I was super surprised that this typed_copy seemed better as fast as less-readable versions that did for val in j3arr. And similarly, a straight call to convert or a broadcasted Float64 seem comparatively glacial:

julia> arr_to_convert = JSON3.read(data_str)[:mat][1];

julia> typeof(arr_to_convert)
JSON3.Array{Union{Float64, Int64},Base.CodeUnits{UInt8,String},SubArray{UInt64,1,Array{UInt64,1},Tuple{UnitRange{Int64}},true}}

julia> @belapsed convert(Vector{Float64}, $arr_to_convert)
0.0001057

julia> @belapsed Float64.($arr_to_convert)
0.000104999

julia> @belapsed typed_copy($arr_to_convert)
6.5998e-6 # 15x faster than the above

Lastly, on a lighter and flippant note, I really goofed. Given that Numpy has row-major arrays, this task would be easy and fast in Python. So I should have called this topic converting JSON to matrix is much slower than in Python and watched the performance sharks dive in :slight_smile:

1 Like

I was able to get about a factor 2 speedup by using the StructTypes interface, assuming you know the schema of your JSON

julia> println("JSON3 parse and convert time: ", @belapsed json3_build_mat($data_str))
JSON3 parse and convert time: 0.0247677

julia> println("JSON3 types parse and convert time: ", @belapsed json3_typed($data_str))
JSON3 types parse and convert time: 0.0101308

Here’s the definition, added on to your setup

using StructTypes
struct DataSchema                 
    mat::Vector{Vector{Float64}}  
    a::String                     
end                               
StructTypes.StructType(::Type{DataSchema}) = StructTypes.Struct()

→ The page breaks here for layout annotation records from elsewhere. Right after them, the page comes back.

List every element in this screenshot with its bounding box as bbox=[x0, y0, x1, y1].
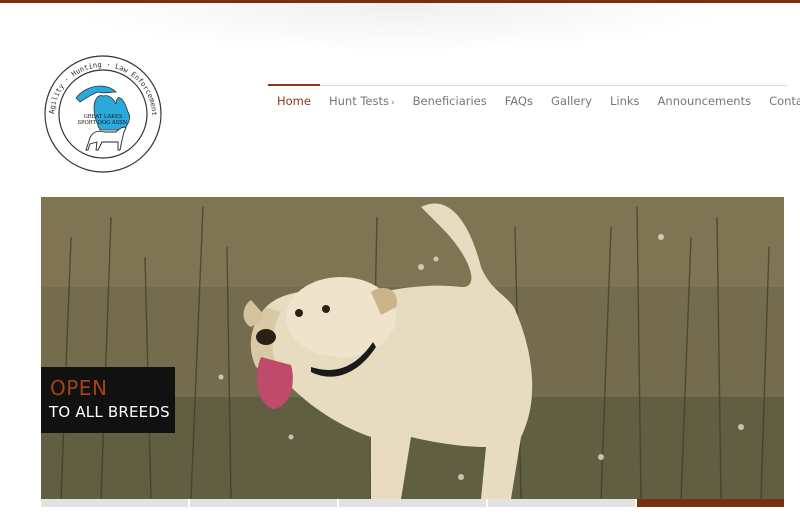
slide-tab-1[interactable] bbox=[41, 499, 188, 507]
hero-caption: OPEN TO ALL BREEDS bbox=[41, 367, 175, 433]
nav-item-announcements[interactable]: Announcements bbox=[649, 85, 761, 111]
chevron-right-icon: › bbox=[391, 98, 395, 108]
site-logo[interactable]: Agility · Hunting · Law Enforcement · Ob… bbox=[40, 54, 166, 174]
slide-tab-2[interactable] bbox=[190, 499, 337, 507]
nav-item-beneficiaries[interactable]: Beneficiaries bbox=[404, 85, 496, 111]
nav-beneficiaries-label: Beneficiaries bbox=[412, 94, 487, 108]
nav-item-faqs[interactable]: FAQs bbox=[496, 85, 542, 111]
hero-photo bbox=[41, 197, 784, 499]
caption-subtitle: TO ALL BREEDS bbox=[49, 403, 170, 421]
nav-gallery-label: Gallery bbox=[551, 94, 592, 108]
logo-emblem: Agility · Hunting · Law Enforcement · Ob… bbox=[40, 54, 162, 173]
nav-home-label: Home bbox=[277, 94, 311, 108]
logo-org-line2: SPORT DOG ASSN. bbox=[77, 120, 128, 126]
slider-pagination bbox=[41, 499, 784, 507]
caption-title: OPEN bbox=[50, 376, 108, 400]
nav-announcements-label: Announcements bbox=[657, 94, 752, 108]
nav-item-hunt-tests[interactable]: Hunt Tests › bbox=[320, 85, 404, 111]
slide-tab-3[interactable] bbox=[339, 499, 486, 507]
nav-item-links[interactable]: Links bbox=[601, 85, 649, 111]
nav-hunt-tests-label: Hunt Tests bbox=[328, 94, 389, 108]
nav-item-contact[interactable]: Contact bbox=[760, 85, 800, 111]
hero-slide-image[interactable] bbox=[41, 197, 784, 499]
slide-tab-4[interactable] bbox=[488, 499, 635, 507]
nav-item-home[interactable]: Home bbox=[268, 84, 320, 111]
main-navigation: Home Hunt Tests › Beneficiaries FAQs Gall… bbox=[268, 84, 800, 111]
nav-links-label: Links bbox=[610, 94, 640, 108]
slide-tab-5[interactable] bbox=[637, 499, 784, 507]
nav-faqs-label: FAQs bbox=[504, 94, 534, 108]
nav-contact-label: Contact bbox=[769, 94, 800, 108]
nav-item-gallery[interactable]: Gallery bbox=[542, 85, 601, 111]
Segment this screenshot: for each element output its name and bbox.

function json3_typed(data)          
    d = JSON3.read(data, DataSchema)
    return to_mat(d.mat)            
end                                 
1 Like

Ah that’s really nice, thank you for the clarification. I think in my production use case I can’t use StructTypes.Struct() because of the docs warning about order of JSON fields; my Julia code can’t guarantee the order. But it’s a good trick to know, and in this case I might be able to leverage StructTypes.Mutable().

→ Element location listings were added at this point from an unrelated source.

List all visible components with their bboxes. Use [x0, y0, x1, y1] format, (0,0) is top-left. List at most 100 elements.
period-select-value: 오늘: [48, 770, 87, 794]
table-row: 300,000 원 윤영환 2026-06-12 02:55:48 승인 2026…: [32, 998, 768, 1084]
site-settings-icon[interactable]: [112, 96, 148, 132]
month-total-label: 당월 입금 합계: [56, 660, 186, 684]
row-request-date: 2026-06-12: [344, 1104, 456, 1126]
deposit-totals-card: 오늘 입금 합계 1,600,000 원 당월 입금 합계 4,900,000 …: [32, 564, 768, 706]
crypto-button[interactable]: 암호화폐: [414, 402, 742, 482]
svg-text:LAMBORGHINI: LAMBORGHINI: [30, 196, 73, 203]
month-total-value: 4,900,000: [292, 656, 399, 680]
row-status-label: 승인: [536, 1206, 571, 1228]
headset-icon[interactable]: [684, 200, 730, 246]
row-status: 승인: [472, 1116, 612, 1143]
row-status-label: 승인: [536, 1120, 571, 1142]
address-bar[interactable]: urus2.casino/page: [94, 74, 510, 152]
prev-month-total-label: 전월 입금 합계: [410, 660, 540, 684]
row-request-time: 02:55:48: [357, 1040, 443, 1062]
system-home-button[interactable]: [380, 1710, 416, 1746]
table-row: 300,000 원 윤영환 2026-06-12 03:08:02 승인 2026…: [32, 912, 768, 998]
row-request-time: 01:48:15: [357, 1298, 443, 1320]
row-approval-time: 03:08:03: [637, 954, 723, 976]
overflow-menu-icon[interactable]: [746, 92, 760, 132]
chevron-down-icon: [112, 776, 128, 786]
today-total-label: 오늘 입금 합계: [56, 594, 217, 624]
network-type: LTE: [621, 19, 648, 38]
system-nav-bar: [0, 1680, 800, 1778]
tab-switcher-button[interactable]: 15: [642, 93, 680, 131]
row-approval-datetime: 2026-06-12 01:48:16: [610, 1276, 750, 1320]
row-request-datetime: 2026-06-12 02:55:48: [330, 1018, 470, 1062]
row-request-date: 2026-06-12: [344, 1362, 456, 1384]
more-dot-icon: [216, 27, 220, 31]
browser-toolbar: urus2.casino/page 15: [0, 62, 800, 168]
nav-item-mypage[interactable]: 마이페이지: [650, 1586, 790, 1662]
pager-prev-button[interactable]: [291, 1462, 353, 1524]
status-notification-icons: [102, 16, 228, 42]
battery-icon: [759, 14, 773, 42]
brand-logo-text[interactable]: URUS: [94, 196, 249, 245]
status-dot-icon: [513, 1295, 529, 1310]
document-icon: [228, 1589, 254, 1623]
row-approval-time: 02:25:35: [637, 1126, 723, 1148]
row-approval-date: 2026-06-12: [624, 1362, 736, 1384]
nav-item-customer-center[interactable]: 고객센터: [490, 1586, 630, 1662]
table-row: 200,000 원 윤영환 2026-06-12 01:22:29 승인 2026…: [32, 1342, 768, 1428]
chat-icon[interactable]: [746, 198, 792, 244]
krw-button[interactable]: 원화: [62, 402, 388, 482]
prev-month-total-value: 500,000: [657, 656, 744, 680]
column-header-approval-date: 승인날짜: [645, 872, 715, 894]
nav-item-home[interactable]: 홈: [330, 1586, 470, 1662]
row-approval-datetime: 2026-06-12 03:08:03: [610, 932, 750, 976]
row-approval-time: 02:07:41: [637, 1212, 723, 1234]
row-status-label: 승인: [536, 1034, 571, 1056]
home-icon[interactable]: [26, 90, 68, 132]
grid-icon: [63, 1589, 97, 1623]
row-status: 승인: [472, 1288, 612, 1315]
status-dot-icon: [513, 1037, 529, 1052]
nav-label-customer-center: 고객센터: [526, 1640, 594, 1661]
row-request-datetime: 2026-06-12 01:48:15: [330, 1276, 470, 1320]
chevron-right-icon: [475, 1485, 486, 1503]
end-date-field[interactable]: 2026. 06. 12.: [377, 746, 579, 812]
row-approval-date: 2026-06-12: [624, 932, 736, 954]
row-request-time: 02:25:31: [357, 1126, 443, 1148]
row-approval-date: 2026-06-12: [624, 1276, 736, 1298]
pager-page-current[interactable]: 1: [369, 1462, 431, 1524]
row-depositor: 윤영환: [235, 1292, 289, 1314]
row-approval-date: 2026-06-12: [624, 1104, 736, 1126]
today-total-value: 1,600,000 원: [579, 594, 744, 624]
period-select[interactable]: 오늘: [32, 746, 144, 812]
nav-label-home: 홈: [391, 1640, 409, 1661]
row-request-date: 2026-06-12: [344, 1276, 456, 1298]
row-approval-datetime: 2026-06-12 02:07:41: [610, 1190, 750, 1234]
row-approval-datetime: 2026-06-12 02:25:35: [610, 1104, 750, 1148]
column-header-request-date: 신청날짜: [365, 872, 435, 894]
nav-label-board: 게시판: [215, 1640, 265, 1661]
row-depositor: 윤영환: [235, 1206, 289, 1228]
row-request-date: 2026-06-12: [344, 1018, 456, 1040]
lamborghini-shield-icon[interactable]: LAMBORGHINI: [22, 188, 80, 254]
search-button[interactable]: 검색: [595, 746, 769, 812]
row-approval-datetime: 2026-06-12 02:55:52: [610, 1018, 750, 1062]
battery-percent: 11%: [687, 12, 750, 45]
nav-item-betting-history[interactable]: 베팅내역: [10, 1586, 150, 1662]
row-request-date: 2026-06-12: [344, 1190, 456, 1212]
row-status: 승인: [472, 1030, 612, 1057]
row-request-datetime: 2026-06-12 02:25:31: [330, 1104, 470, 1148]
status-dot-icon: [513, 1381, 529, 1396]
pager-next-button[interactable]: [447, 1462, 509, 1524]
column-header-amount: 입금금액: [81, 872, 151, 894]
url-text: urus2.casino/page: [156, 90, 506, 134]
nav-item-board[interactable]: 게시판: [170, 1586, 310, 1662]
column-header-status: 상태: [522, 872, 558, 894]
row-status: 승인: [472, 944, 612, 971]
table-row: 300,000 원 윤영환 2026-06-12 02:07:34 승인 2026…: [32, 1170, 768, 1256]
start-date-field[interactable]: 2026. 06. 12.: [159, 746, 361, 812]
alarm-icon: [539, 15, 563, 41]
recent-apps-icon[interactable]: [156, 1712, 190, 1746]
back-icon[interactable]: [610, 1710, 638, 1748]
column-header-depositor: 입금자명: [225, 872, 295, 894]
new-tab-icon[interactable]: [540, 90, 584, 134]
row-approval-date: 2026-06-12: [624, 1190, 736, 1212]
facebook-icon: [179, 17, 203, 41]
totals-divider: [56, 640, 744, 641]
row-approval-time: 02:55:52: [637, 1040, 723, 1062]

(For a little context: we’re running a Julia microservice. Args are passed as JSON, and the idea is to just pass the args directly to the “actually do the work” functions as kwargs. It sounds like getting a proper speedup here would require defining a mutable struct type that knows the JSON keys it might receive, which in turn blurs the separation between the “parse args and pass as keywords” part of the code and the “do work” part. Maybe that’s inevitable, or worth the cost.)